I want to write you my deepest thanks.
I applied, I asked, I laid my best cards out on the table.
“No takers? Fine.” I gather all my cards, carefully placing them back in my bag.
I smile as the relief washes over my body.
Whether in the eye of employment or in the eye of people, rejection is something we all come across at some point in our lives. That job, that boy, that girl. The grade we never made, the relationship we never had.
There she comes, when you’re on your knees at the crossroad, in the excruciating purgatory of the unknown – waiting for an answer. The piercing sound of the phone ring. The agonising unknown of a new email. The implicit moment of your life, when the cards could go either way.
When we think of rejection – it’s connotations are largely negative. Disappointment, not getting what you wanted, throwing your toys out the pram.

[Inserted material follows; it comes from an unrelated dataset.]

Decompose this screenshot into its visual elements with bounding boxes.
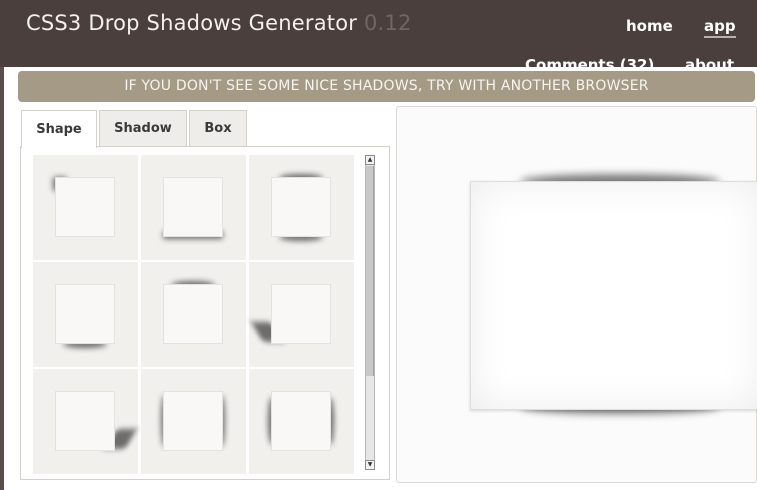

But its our choice with how we want to receive her, and how exactly we perceive her.
Cruela de ville or fairy god mother?
I open the email and read ‘We regret to inform you, you have not been successful this time’
I feel her whispering softly in my ear “Honey, you’re just not ready to walk this path, I think there’s still some work for you to do here.” Gently placing her palm on my back, continuing with a subtle push forward, she closes the door behind me. I feel her warmth as she guides me forward “Darling – try walking that path over there instead.” And with that, she disappears.
I stand frozen for a second. Observing this entity as it passes through me. This journey until the moment of rejection, its lows, its highs, its physical effects on the body. Its attachment to a future idea, the longing for a place, position or person.
And then it strikes, she saved me.
When the mind wanders into the future, when it dwells on the past – it creates expectations, it eludes fantasies. It takes us away from our reality, our present moment. And when rejection comes, she knocks you and your mind’s fine illusion off that polished pedestal. Bringing you plummeting back to the ground. Kindly, of course.
If you can – don’t resist her with the feeling of injustice, the feeling that the world has served you on a not-so-silver platter this time and that by not giving you what you want, it owes you something.
Guess what? It doesn’t.
It’s rejection’s job to show us that. She doesn’t have it easy either. She tries to deliver a gift and has it thrown back in her face. A piece of advice I read somewhere said, always be kind to someone when they’re working. A waitress, a taxi driver, a receptionist. We’re all just trying live. And she’s got hell of a job to do too. So let’s treat her the same, be kind. Be receiving.
Take her gift of rejection.
And run – you were just saved from the path you were not meant to walk, from the accident you were not meant to have, from the partner you were never going to love, from the job you were never going to enjoy and from the place where you would never feel like home. Your illusion was never meant to be a part of your life.
But rejection, sweet, beautiful rejection – in it’s guiding, shining light, was.
Love and gratitude,
Think about all the rejections in your life.
All the fantasies of the future, held on repeat while you’re waiting for response. A projection of your future shelf shaken by the words you did not expect to see.
A few summers ago, I was dreaming of a job that would move me from Beijing to India. I fantasised about it for weeks. Opened my inbox every minute I could waiting for the response, refreshing, rewaiting and then doing it all over again.
The fateful day came, telling me it wasn’t going to happen. Both the anticipation and the happening were such consuming emotions.
So I thought I’d turn the tables on rejection and write a letter back.
This was a really powerful exercise that explored my relationship with this emotion.
I encourage you, when the time comes, to try too!